Tag: loughborough university

  • Easier and faster but more demanding research

    How has technology changed your job?

    I’ve only been in my current job for a year. My previous job, science research, changed considerably over the thirty-plus years I did it.

    Back in the old days

    Science and research relied on manual methods when I started in science, doing my undergraduate degree at Loughborough from 1989 to 1993. In the university library there was a mix of card indexes and a new computer system.

    The Pilkington Library, Loughborough University. The unusual inverted pyramid design is not an accident, we were told. I’m not so sure.

    Finding the book you wanted meant being familiar with the library layout and knowledge of the Dewey Decimal system. I spent a lot of time in the 540s (Chemistry) and later, in particular, 541.35 (photochemistry) for my final year project.

    What neither the card index nor the computer index could help you with was looking for a journal article. If you knew the details of the article, from another article, for example, then it was easy enough. Locate the journal in the library and hope that the volume you want is available. Otherwise it was the dreaded Inter-library loan (ILL), which cost money and took weeks.

    If you didn’t know the particulars of the article you wanted, only that it was written in the mid-1970s by PF Morgan in one of the American Academy of Sciences journals, you were pretty stuffed.

    Web of Science

    With the advent in the 1990s of the Web of Science in the 1990s, you could search for a term. This meant that you could search for Morgan, PF and add search terms ‘silicone dioxide’ and the year range 1972 to 1978. And bingo! You found that article you were looking for five years ago and can no longer remember why you wanted it. Mainly because you were investigating photochemistry in 1992, but in 1997 you are working in a geology lab.

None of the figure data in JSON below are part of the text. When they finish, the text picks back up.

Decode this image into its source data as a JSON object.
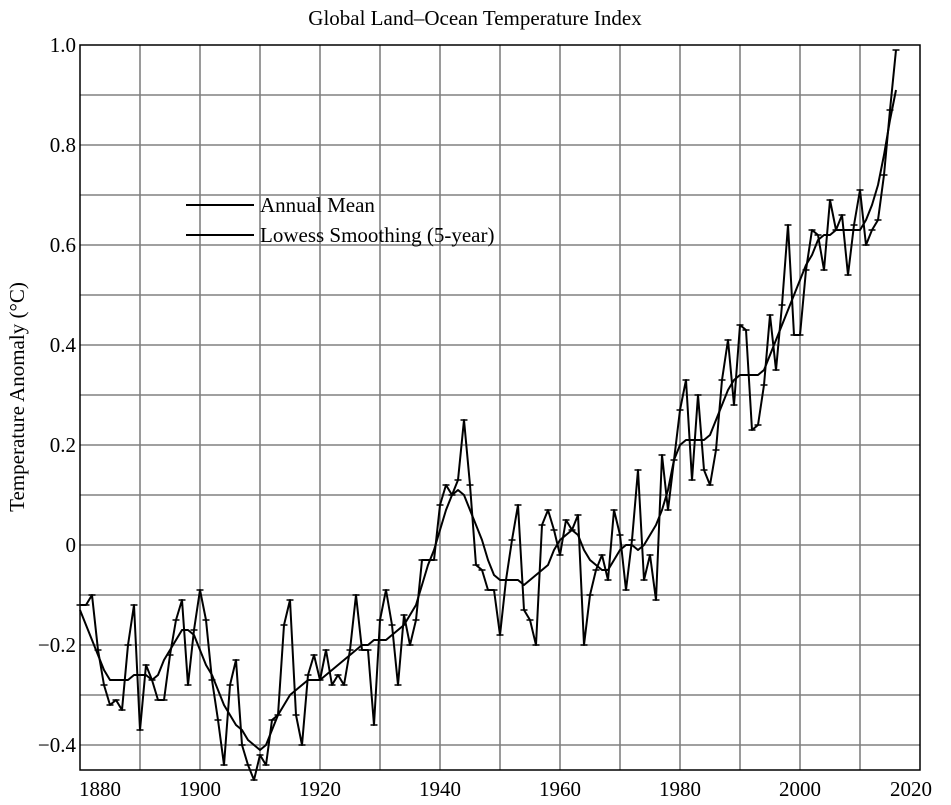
{
  "chart_data": {
    "type": "line",
    "title": "Global Land–Ocean Temperature Index",
    "xlabel": "",
    "ylabel": "Temperature Anomaly (°C)",
    "xlim": [
      1880,
      2020
    ],
    "ylim": [
      -0.45,
      1.0
    ],
    "x_ticks": [
      1880,
      1900,
      1920,
      1940,
      1960,
      1980,
      2000,
      2020
    ],
    "y_ticks": [
      1.0,
      0.8,
      0.6,
      0.4,
      0.2,
      0,
      -0.2,
      -0.4
    ],
    "y_tick_labels": [
      "1.0",
      "0.8",
      "0.6",
      "0.4",
      "0.2",
      "0",
      "−0.2",
      "−0.4"
    ],
    "grid": true,
    "legend": {
      "position": "upper-left",
      "entries": [
        "Annual Mean",
        "Lowess Smoothing (5-year)"
      ]
    },
    "x": [
      1880,
      1881,
      1882,
      1883,
      1884,
      1885,
      1886,
      1887,
      1888,
      1889,
      1890,
      1891,
      1892,
      1893,
      1894,
      1895,
      1896,
      1897,
      1898,
      1899,
      1900,
      1901,
      1902,
      1903,
      1904,
      1905,
      1906,
      1907,
      1908,
      1909,
      1910,
      1911,
      1912,
      1913,
      1914,
      1915,
      1916,
      1917,
      1918,
      1919,
      1920,
      1921,
      1922,
      1923,
      1924,
      1925,
      1926,
      1927,
      1928,
      1929,
      1930,
      1931,
      1932,
      1933,
      1934,
      1935,
      1936,
      1937,
      1938,
      1939,
      1940,
      1941,
      1942,
      1943,
      1944,
      1945,
      1946,
      1947,
      1948,
      1949,
      1950,
      1951,
      1952,
      1953,
      1954,
      1955,
      1956,
      1957,
      1958,
      1959,
      1960,
      1961,
      1962,
      1963,
      1964,
      1965,
      1966,
      1967,
      1968,
      1969,
      1970,
      1971,
      1972,
      1973,
      1974,
      1975,
      1976,
      1977,
      1978,
      1979,
      1980,
      1981,
      1982,
      1983,
      1984,
      1985,
      1986,
      1987,
      1988,
      1989,
      1990,
      1991,
      1992,
      1993,
      1994,
      1995,
      1996,
      1997,
      1998,
      1999,
      2000,
      2001,
      2002,
      2003,
      2004,
      2005,
      2006,
      2007,
      2008,
      2009,
      2010,
      2011,
      2012,
      2013,
      2014,
      2015,
      2016
    ],
    "series": [
      {
        "name": "Annual Mean",
        "values": [
          -0.12,
          -0.12,
          -0.1,
          -0.21,
          -0.28,
          -0.32,
          -0.31,
          -0.33,
          -0.2,
          -0.12,
          -0.37,
          -0.24,
          -0.27,
          -0.31,
          -0.31,
          -0.22,
          -0.15,
          -0.11,
          -0.28,
          -0.17,
          -0.09,
          -0.15,
          -0.27,
          -0.35,
          -0.44,
          -0.28,
          -0.23,
          -0.4,
          -0.44,
          -0.47,
          -0.42,
          -0.44,
          -0.35,
          -0.34,
          -0.16,
          -0.11,
          -0.34,
          -0.4,
          -0.26,
          -0.22,
          -0.27,
          -0.21,
          -0.28,
          -0.26,
          -0.28,
          -0.21,
          -0.1,
          -0.21,
          -0.21,
          -0.36,
          -0.15,
          -0.09,
          -0.16,
          -0.28,
          -0.14,
          -0.2,
          -0.15,
          -0.03,
          -0.03,
          -0.03,
          0.08,
          0.12,
          0.1,
          0.13,
          0.25,
          0.12,
          -0.04,
          -0.05,
          -0.09,
          -0.09,
          -0.18,
          -0.07,
          0.01,
          0.08,
          -0.13,
          -0.15,
          -0.2,
          0.04,
          0.07,
          0.03,
          -0.02,
          0.05,
          0.03,
          0.06,
          -0.2,
          -0.1,
          -0.05,
          -0.02,
          -0.07,
          0.07,
          0.02,
          -0.09,
          0.01,
          0.15,
          -0.07,
          -0.02,
          -0.11,
          0.18,
          0.07,
          0.17,
          0.27,
          0.33,
          0.13,
          0.3,
          0.15,
          0.12,
          0.19,
          0.33,
          0.41,
          0.28,
          0.44,
          0.43,
          0.23,
          0.24,
          0.32,
          0.46,
          0.35,
          0.48,
          0.64,
          0.42,
          0.42,
          0.55,
          0.63,
          0.62,
          0.55,
          0.69,
          0.63,
          0.66,
          0.54,
          0.64,
          0.71,
          0.6,
          0.63,
          0.65,
          0.74,
          0.87,
          0.99
        ]
      },
      {
        "name": "Lowess Smoothing (5-year)",
        "values": [
          -0.13,
          -0.16,
          -0.19,
          -0.22,
          -0.25,
          -0.27,
          -0.27,
          -0.27,
          -0.27,
          -0.26,
          -0.26,
          -0.26,
          -0.27,
          -0.26,
          -0.23,
          -0.21,
          -0.19,
          -0.17,
          -0.17,
          -0.18,
          -0.21,
          -0.24,
          -0.26,
          -0.29,
          -0.32,
          -0.34,
          -0.36,
          -0.37,
          -0.39,
          -0.4,
          -0.41,
          -0.4,
          -0.37,
          -0.34,
          -0.32,
          -0.3,
          -0.29,
          -0.28,
          -0.27,
          -0.27,
          -0.27,
          -0.26,
          -0.25,
          -0.24,
          -0.23,
          -0.22,
          -0.21,
          -0.2,
          -0.2,
          -0.19,
          -0.19,
          -0.19,
          -0.18,
          -0.17,
          -0.16,
          -0.14,
          -0.12,
          -0.08,
          -0.04,
          -0.01,
          0.03,
          0.07,
          0.1,
          0.11,
          0.1,
          0.07,
          0.04,
          0.01,
          -0.03,
          -0.06,
          -0.07,
          -0.07,
          -0.07,
          -0.07,
          -0.08,
          -0.07,
          -0.06,
          -0.05,
          -0.04,
          -0.01,
          0.01,
          0.02,
          0.03,
          0.02,
          -0.01,
          -0.03,
          -0.04,
          -0.05,
          -0.05,
          -0.03,
          -0.01,
          0.0,
          0.0,
          -0.01,
          0.0,
          0.02,
          0.04,
          0.07,
          0.11,
          0.17,
          0.2,
          0.21,
          0.21,
          0.21,
          0.21,
          0.22,
          0.25,
          0.28,
          0.31,
          0.33,
          0.34,
          0.34,
          0.34,
          0.34,
          0.35,
          0.38,
          0.41,
          0.44,
          0.47,
          0.5,
          0.53,
          0.56,
          0.58,
          0.61,
          0.62,
          0.62,
          0.63,
          0.63,
          0.63,
          0.63,
          0.63,
          0.65,
          0.68,
          0.72,
          0.78,
          0.85,
          0.91
        ]
      }
    ]
  }
}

    All this seems pretty lame by today’s standards when we are all search-engine savvy. But it was a revelation at the time and exactly what computers are for.

    This means you can find a reference in a journal you don’t have in the library. And furthermore, now you can download the journal article often for a hefty fee. Last I looked the top fee was $60 for access to a single article. This does not encourage the flow of knowledge.

    The flip side of easier research is that expectations are higher. When I had my PhD viva (in 2002), the external examiner was keen to point out that I’d missed what he considered a vital paper on the subject. He had published it in 1978, and I could only apologise and accept his comment that I shouldn’t have relied on computer searches. I checked afterwards. The article hadn’t been cited since 1985. No wonder I missed it.

    Today, there really would be no excuse for missing even a very old article. The web of science is everywhere. However, I don’t know whether non-English articles get pulled into the web of science.

    Statistics and computers

    One other thing that is now much easier with the use of computers is statistics. In 2019 I completed a Masters in Quality by Design. This technique for improving the quality of manufactured goods relies heavily on a variety of statistical methods. To say this would be difficult, tedious and prone to error without fast computers would be an understatement.